Yes, I know, I haven’t read anything of the Earthsea Cycle until now – something I’m glad to rectify! It made a great start to the year as it was a slow read – in a good way. You want to take your time losing yourself in the world as it doesn’t exactly spiral out as expected.

Ged, our main character, a young boy from Gont who is found to have a way with magic, is first apprenticed to a great mage who can’t teach Ged everything as fast as he would like, so he leaves him to go to a place of training in Roke. There he soon strives to learn the most, faster than any other there, and he meets friends and also rivals.

It’s through this ego posturing that Ged gets himself into a significant amount of trouble which is what sets his character. Wary now of magic, and constantly underestimating himself, Ged recovers and goes on learning until he is eventually given his staff and sent out in the world to be a wizard.

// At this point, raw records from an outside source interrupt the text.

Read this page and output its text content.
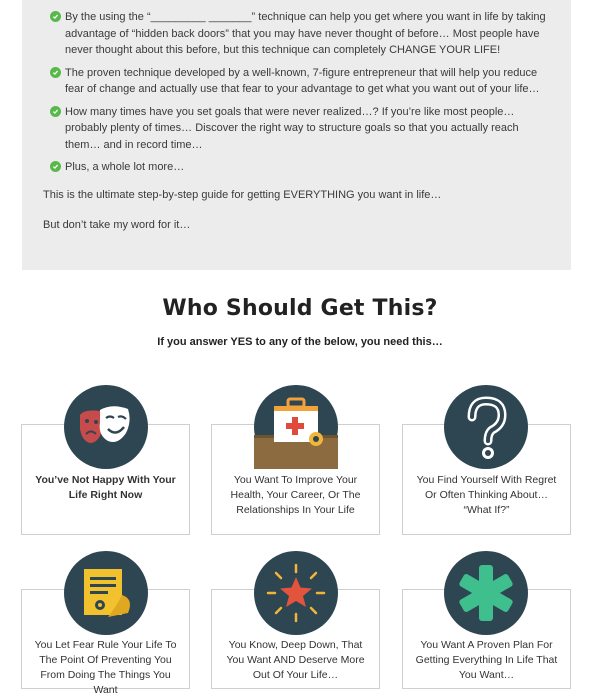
By the using the “_________ _______” technique can help you get where you want in life by taking advantage of “hidden back doors” that you may have never thought of before… Most people have never thought about this before, but this technique can completely CHANGE YOUR LIFE!
The proven technique developed by a well-known, 7-figure entrepreneur that will help you reduce fear of change and actually use that fear to your advantage to get what you want out of your life…
How many times have you set goals that were never realized…? If you’re like most people… probably plenty of times… Discover the right way to structure goals so that you actually reach them… and in record time…
Plus, a whole lot more…

This is the ultimate step-by-step guide for getting EVERYTHING you want in life…

But don’t take my word for it…

Who Should Get This?

If you answer YES to any of the below, you need this…

You’ve Not Happy With Your Life Right Now

You Want To Improve Your Health, Your Career, Or The Relationships In Your Life

You Find Yourself With Regret Or Often Thinking About… “What If?”

You Let Fear Rule Your Life To The Point Of Preventing You From Doing The Things You Want

You Know, Deep Down, That You Want AND Deserve More Out Of Your Life…

You Want A Proven Plan For Getting Everything In Life That You Want…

At this point we’re not even halfway through the book, so I assure you there’s more action than that. The pacing is good in that aspect – action, recover, thought over what befell him, as Ged moves through what his future brings him. The characterisation is good, as Ged grows and he sprouts friendships with people he meets along his many journeys.

What works well in this story are the limitations of the magic system. Ged isn’t all powerful – although he is moreso than most. Even this causes him additional setbacks, and we see him constantly learning more about things that aren’t about wizardry – what it means to be human, and an adult.

The creatures in the book are excellent – real and brutal dragons (who are crafty and powerful), awful magic that can hunt you down and the only way to fight it is to turn around and hunt it yourself (and who’d want to do that?), and loyal and snuffly creatures who ride in your pocket and stay close when you’re injured.

It’s easy to see why this series is so instrumental in the genre. I highly recommend reading it.